Face à la vague de contamination rapide et soudaine, le plan d’urgence hospitalier (PUH) a été activé début mars. Toutes les activités, les consultations, les interventions, les examens non essentiels programmés ont été postposés. Les unités de soins, le personnel soignant et médical, les services d’urgence, les lits de soins intensifs ont été mobilisés pour accueillir et soigner les patients atteints du Covid-19. Entre mars et mai, les activités régulières ont ainsi chuté de 40 à 90%. Moins d’activités, moins de patients, moins d’actes, moins d’honoraires, moins de paiements … et donc, moins de rentrées financières alors que tout le personnel est mobilisé. L’hôpital ne touche plus les recettes habituelles nécessaires pour financer les coûts de fonctionnement et en même temps, les surcoûts liés aux soins des patients souffrant du covid-19 s’accumulent : matériel de protection, respirateurs, unités reconditionnées, heures supplémentaires… 

Les moyens sont là ! 

Le budget des soins de santé est disponible, mais les mécanismes financiers habituels pour amener ces moyens aux hôpitaux sont déstabilisés. Cette situation exceptionnelle exige une procédure exceptionnelle. Les gestionnaires des hôpitaux doivent être rassurés. En 2020, leur budget de fonctionnement « habituel » et les surcoûts liés aux soins des patients covid-19 doivent être couverts. La formule doit être simple, rapide et compréhensible. Une piste, par exemple, pourrait être de garantir 100 % du BMF et un pourcentage fixe du total des recettes d’honoraires d’une année “ normale ” (2019). 
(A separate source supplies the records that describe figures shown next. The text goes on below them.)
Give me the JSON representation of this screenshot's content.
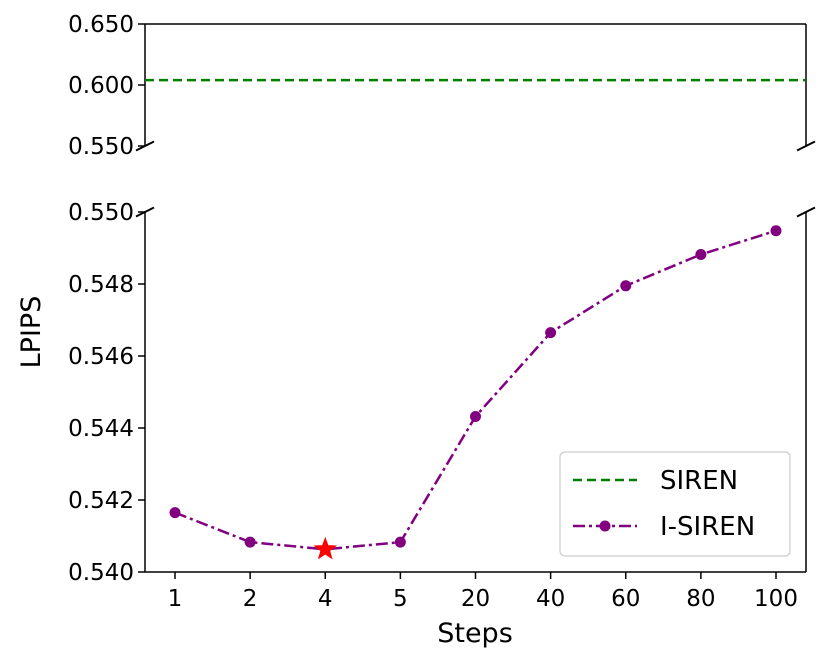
{
  "chart_data": {
    "type": "line",
    "broken_y_axis": true,
    "xlabel": "Steps",
    "ylabel": "LPIPS",
    "categories": [
      "1",
      "2",
      "4",
      "5",
      "20",
      "40",
      "60",
      "80",
      "100"
    ],
    "top_panel": {
      "ylim": [
        0.55,
        0.65
      ],
      "yticks": [
        "0.650",
        "0.600",
        "0.550"
      ]
    },
    "bottom_panel": {
      "ylim": [
        0.54,
        0.55
      ],
      "yticks": [
        "0.550",
        "0.548",
        "0.546",
        "0.544",
        "0.542",
        "0.540"
      ]
    },
    "series": [
      {
        "name": "SIREN",
        "style": "dashed",
        "color": "#008000",
        "constant_value": 0.604
      },
      {
        "name": "I-SIREN",
        "style": "dash-dot with circle markers",
        "color": "#800080",
        "values": [
          0.54165,
          0.54083,
          0.54063,
          0.54083,
          0.54432,
          0.54665,
          0.54795,
          0.54882,
          0.54948
        ]
      }
    ],
    "highlight": {
      "category": "4",
      "value": 0.54063,
      "marker": "star",
      "color": "#ff0000"
    },
    "legend": {
      "position": "bottom-right",
      "entries": [
        "SIREN",
        "I-SIREN"
      ]
    },
    "grid": false
  }
}
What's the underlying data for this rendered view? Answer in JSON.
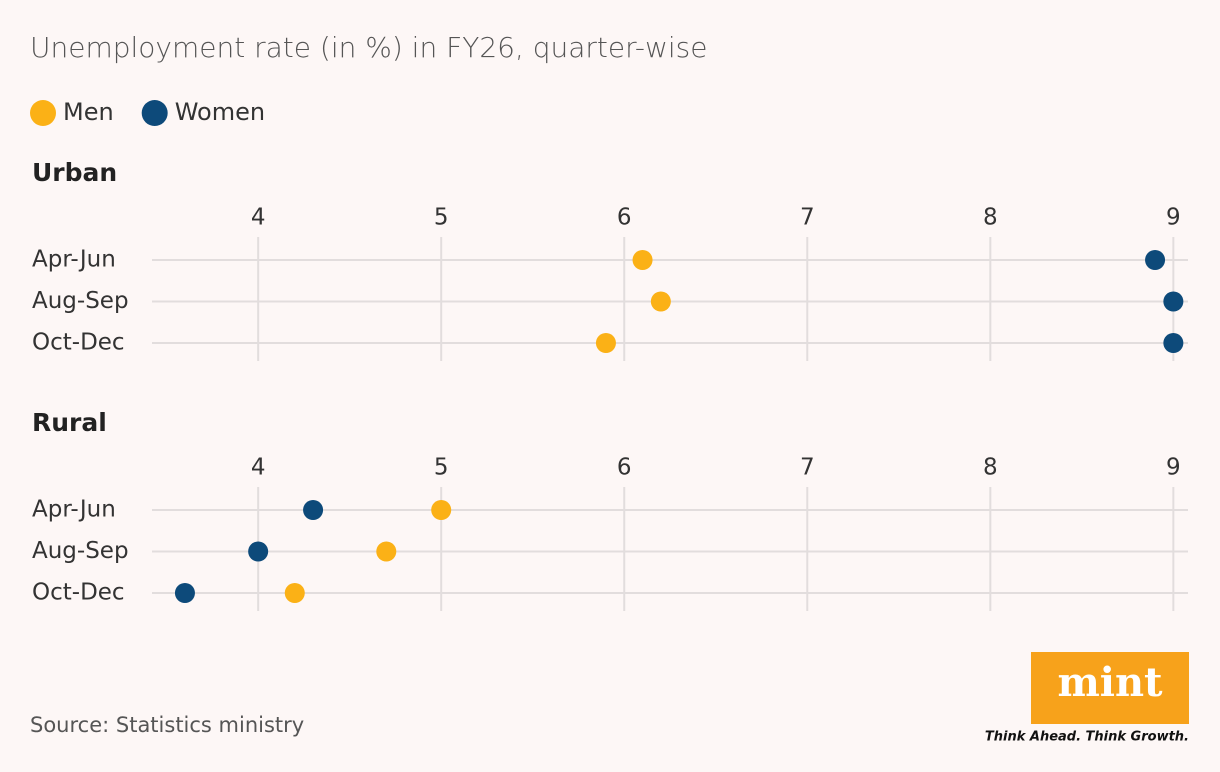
{
  "title": "Unemployment rate (in %) in FY26, quarter-wise",
  "source": "Source: Statistics ministry",
  "logo": {
    "text": "mint",
    "tagline": "Think Ahead. Think Growth."
  },
  "chart_data": [
    {
      "type": "dot",
      "title": "Urban",
      "categories": [
        "Apr-Jun",
        "Aug-Sep",
        "Oct-Dec"
      ],
      "series": [
        {
          "name": "Men",
          "color": "#fbb116",
          "values": [
            6.1,
            6.2,
            5.9
          ]
        },
        {
          "name": "Women",
          "color": "#0d4a7a",
          "values": [
            8.9,
            9.0,
            9.0
          ]
        }
      ],
      "xlim": [
        3.42,
        9.08
      ],
      "xticks": [
        4,
        5,
        6,
        7,
        8,
        9
      ],
      "grid": true
    },
    {
      "type": "dot",
      "title": "Rural",
      "categories": [
        "Apr-Jun",
        "Aug-Sep",
        "Oct-Dec"
      ],
      "series": [
        {
          "name": "Men",
          "color": "#fbb116",
          "values": [
            5.0,
            4.7,
            4.2
          ]
        },
        {
          "name": "Women",
          "color": "#0d4a7a",
          "values": [
            4.3,
            4.0,
            3.6
          ]
        }
      ],
      "xlim": [
        3.42,
        9.08
      ],
      "xticks": [
        4,
        5,
        6,
        7,
        8,
        9
      ],
      "grid": true
    }
  ]
}
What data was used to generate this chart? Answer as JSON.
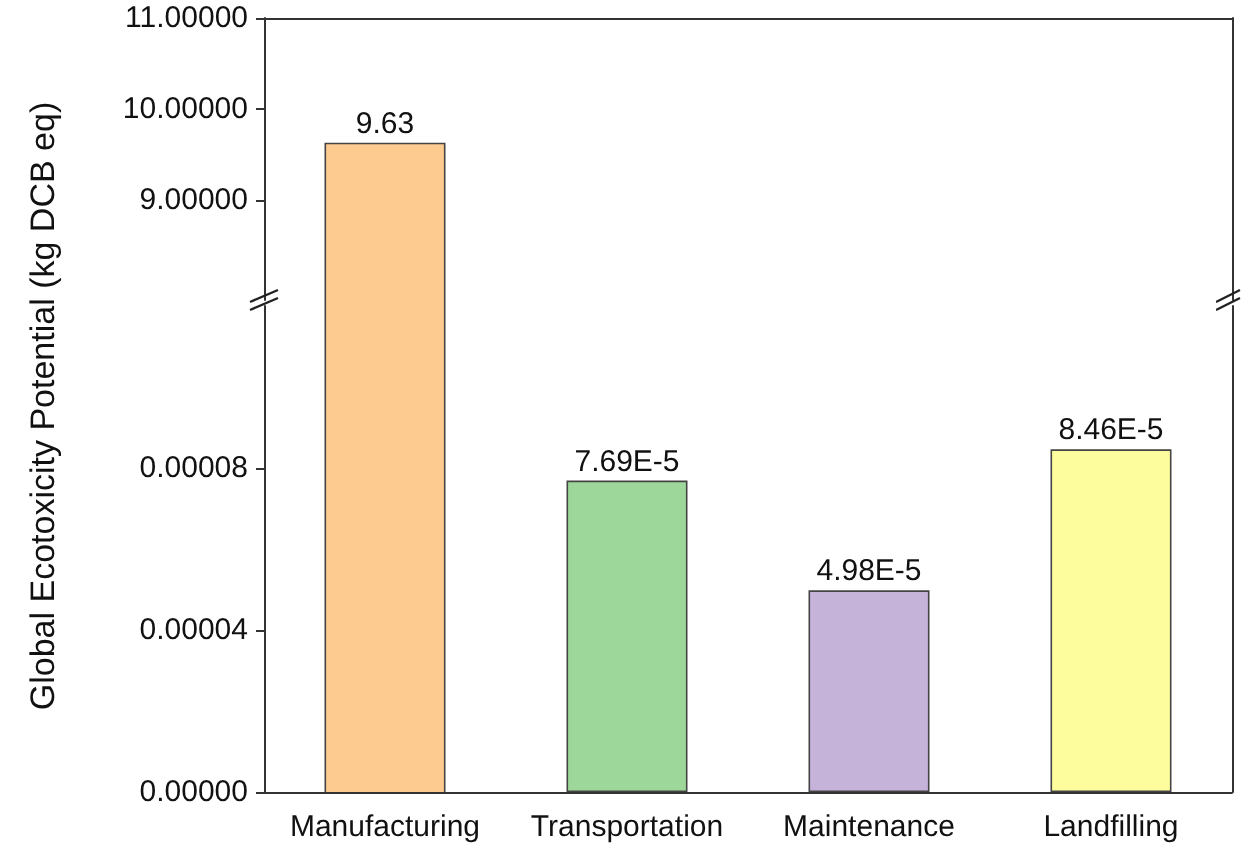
{
  "chart_data": [
    {
      "type": "bar",
      "ylabel": "Global Ecotoxicity Potential (kg DCB eq)",
      "values": [
        9.63,
        null,
        null,
        null
      ],
      "colors": [
        "#fdcb8f",
        "#9dd79a",
        "#c6b3d9",
        "#fefd9e"
      ],
      "value_labels": [
        "9.63",
        null,
        null,
        null
      ],
      "ylim": [
        7.9,
        11
      ],
      "yticks": [
        {
          "value": 9,
          "label": "9.00000"
        },
        {
          "value": 10,
          "label": "10.00000"
        },
        {
          "value": 11,
          "label": "11.00000"
        }
      ],
      "tick_labels": "y"
    },
    {
      "type": "bar",
      "categories": [
        "Manufacturing",
        "Transportation",
        "Maintenance",
        "Landfilling"
      ],
      "values": [
        null,
        7.69e-05,
        4.98e-05,
        8.46e-05
      ],
      "colors": [
        "#fdcb8f",
        "#9dd79a",
        "#c6b3d9",
        "#fefd9e"
      ],
      "value_labels": [
        null,
        "7.69E-5",
        "4.98E-5",
        "8.46E-5"
      ],
      "ylim": [
        0,
        0.00012
      ],
      "yticks": [
        {
          "value": 0,
          "label": "0.00000"
        },
        {
          "value": 4e-05,
          "label": "0.00004"
        },
        {
          "value": 8e-05,
          "label": "0.00008"
        }
      ]
    }
  ]
}
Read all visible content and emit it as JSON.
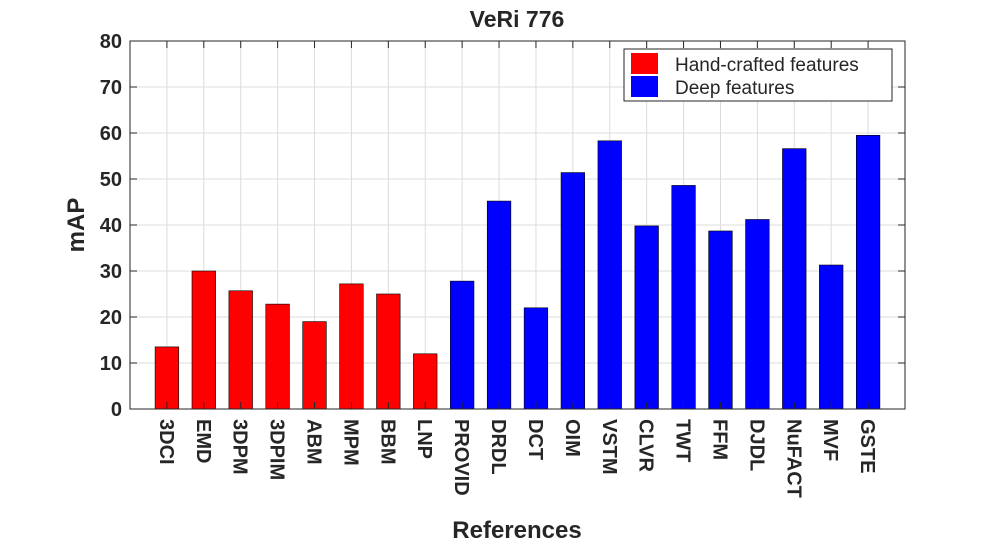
{
  "chart_data": {
    "type": "bar",
    "title": "VeRi 776",
    "xlabel": "References",
    "ylabel": "mAP",
    "ylim": [
      0,
      80
    ],
    "yticks": [
      0,
      10,
      20,
      30,
      40,
      50,
      60,
      70,
      80
    ],
    "grid": true,
    "legend_position": "top-right",
    "categories": [
      "3DCI",
      "EMD",
      "3DPM",
      "3DPIM",
      "ABM",
      "MPM",
      "BBM",
      "LNP",
      "PROVID",
      "DRDL",
      "DCT",
      "OIM",
      "VSTM",
      "CLVR",
      "TWT",
      "FFM",
      "DJDL",
      "NuFACT",
      "MVF",
      "GSTE"
    ],
    "values": [
      13.5,
      30,
      25.7,
      22.8,
      19,
      27.2,
      25,
      12,
      27.8,
      45.2,
      22,
      51.4,
      58.3,
      39.8,
      48.6,
      38.7,
      41.2,
      56.6,
      31.3,
      59.5
    ],
    "groups": [
      0,
      0,
      0,
      0,
      0,
      0,
      0,
      0,
      1,
      1,
      1,
      1,
      1,
      1,
      1,
      1,
      1,
      1,
      1,
      1
    ],
    "legend": [
      {
        "label": "Hand-crafted features",
        "color": "#ff0000"
      },
      {
        "label": "Deep features",
        "color": "#0000ff"
      }
    ]
  }
}
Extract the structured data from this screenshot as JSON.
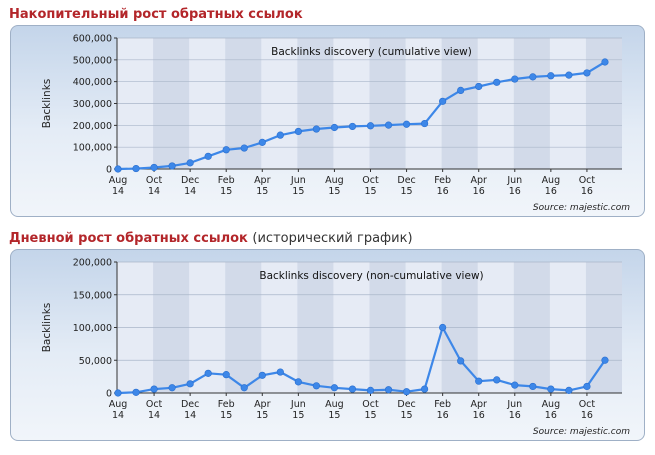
{
  "sections": [
    {
      "heading": "Накопительный рост обратных ссылок",
      "subheading": ""
    },
    {
      "heading": "Дневной рост обратных ссылок",
      "subheading": "(исторический график)"
    }
  ],
  "colors": {
    "heading": "#b3262a",
    "line": "#3d87e8",
    "marker": "#3d87e8",
    "band_light": "#e6ebf5",
    "band_dark": "#d2dae9"
  },
  "chart_data": [
    {
      "type": "line",
      "title": "Backlinks discovery (cumulative view)",
      "xlabel": "",
      "ylabel": "Backlinks",
      "source": "Source: majestic.com",
      "ylim": [
        0,
        600000
      ],
      "yticks": [
        0,
        100000,
        200000,
        300000,
        400000,
        500000,
        600000
      ],
      "ytick_labels": [
        "0",
        "100,000",
        "200,000",
        "300,000",
        "400,000",
        "500,000",
        "600,000"
      ],
      "xtick_labels": [
        [
          "Aug",
          "14"
        ],
        [
          "Oct",
          "14"
        ],
        [
          "Dec",
          "14"
        ],
        [
          "Feb",
          "15"
        ],
        [
          "Apr",
          "15"
        ],
        [
          "Jun",
          "15"
        ],
        [
          "Aug",
          "15"
        ],
        [
          "Oct",
          "15"
        ],
        [
          "Dec",
          "15"
        ],
        [
          "Feb",
          "16"
        ],
        [
          "Apr",
          "16"
        ],
        [
          "Jun",
          "16"
        ],
        [
          "Aug",
          "16"
        ],
        [
          "Oct",
          "16"
        ]
      ],
      "grid": true,
      "series": [
        {
          "values": [
            0,
            2000,
            7000,
            14000,
            28000,
            58000,
            88000,
            96000,
            122000,
            155000,
            172000,
            183000,
            190000,
            195000,
            198000,
            201000,
            205000,
            208000,
            310000,
            360000,
            378000,
            397000,
            412000,
            422000,
            427000,
            430000,
            440000,
            490000
          ]
        }
      ]
    },
    {
      "type": "line",
      "title": "Backlinks discovery (non-cumulative view)",
      "xlabel": "",
      "ylabel": "Backlinks",
      "source": "Source: majestic.com",
      "ylim": [
        0,
        200000
      ],
      "yticks": [
        0,
        50000,
        100000,
        150000,
        200000
      ],
      "ytick_labels": [
        "0",
        "50,000",
        "100,000",
        "150,000",
        "200,000"
      ],
      "xtick_labels": [
        [
          "Aug",
          "14"
        ],
        [
          "Oct",
          "14"
        ],
        [
          "Dec",
          "14"
        ],
        [
          "Feb",
          "15"
        ],
        [
          "Apr",
          "15"
        ],
        [
          "Jun",
          "15"
        ],
        [
          "Aug",
          "15"
        ],
        [
          "Oct",
          "15"
        ],
        [
          "Dec",
          "15"
        ],
        [
          "Feb",
          "16"
        ],
        [
          "Apr",
          "16"
        ],
        [
          "Jun",
          "16"
        ],
        [
          "Aug",
          "16"
        ],
        [
          "Oct",
          "16"
        ]
      ],
      "grid": true,
      "series": [
        {
          "values": [
            0,
            1000,
            6000,
            8000,
            14000,
            30000,
            28000,
            8000,
            27000,
            32000,
            17000,
            11000,
            8000,
            6000,
            4000,
            5000,
            2000,
            6000,
            100000,
            49000,
            18000,
            20000,
            12000,
            10000,
            6000,
            4000,
            10000,
            50000
          ]
        }
      ]
    }
  ]
}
L’utilisation des moyens doit être guidée par les principes de transparence, d’équité et de modération. Ces garanties budgétaires permettront aux gestionnaires et au personnel soignant et médical de se consacrer à la relance des soins pour tous les patients. La qualité des soins ne peut être mise à contribution pour des raisons de survie financière. 

La viabilité financière des hôpitaux n’est pas mise en péril à cause des coûts de la crise sanitaire, mais simplement parce que les circuits financiers habituels sont déstabilisés. Après la formidable mobilisation du secteur hospitalier, une crise financière serait inadmissible ! Il faut garantir un budget de fonctionnement normal pour chaque hôpital. La santé des hôpitaux, du personnel soignant et des patients est en jeu.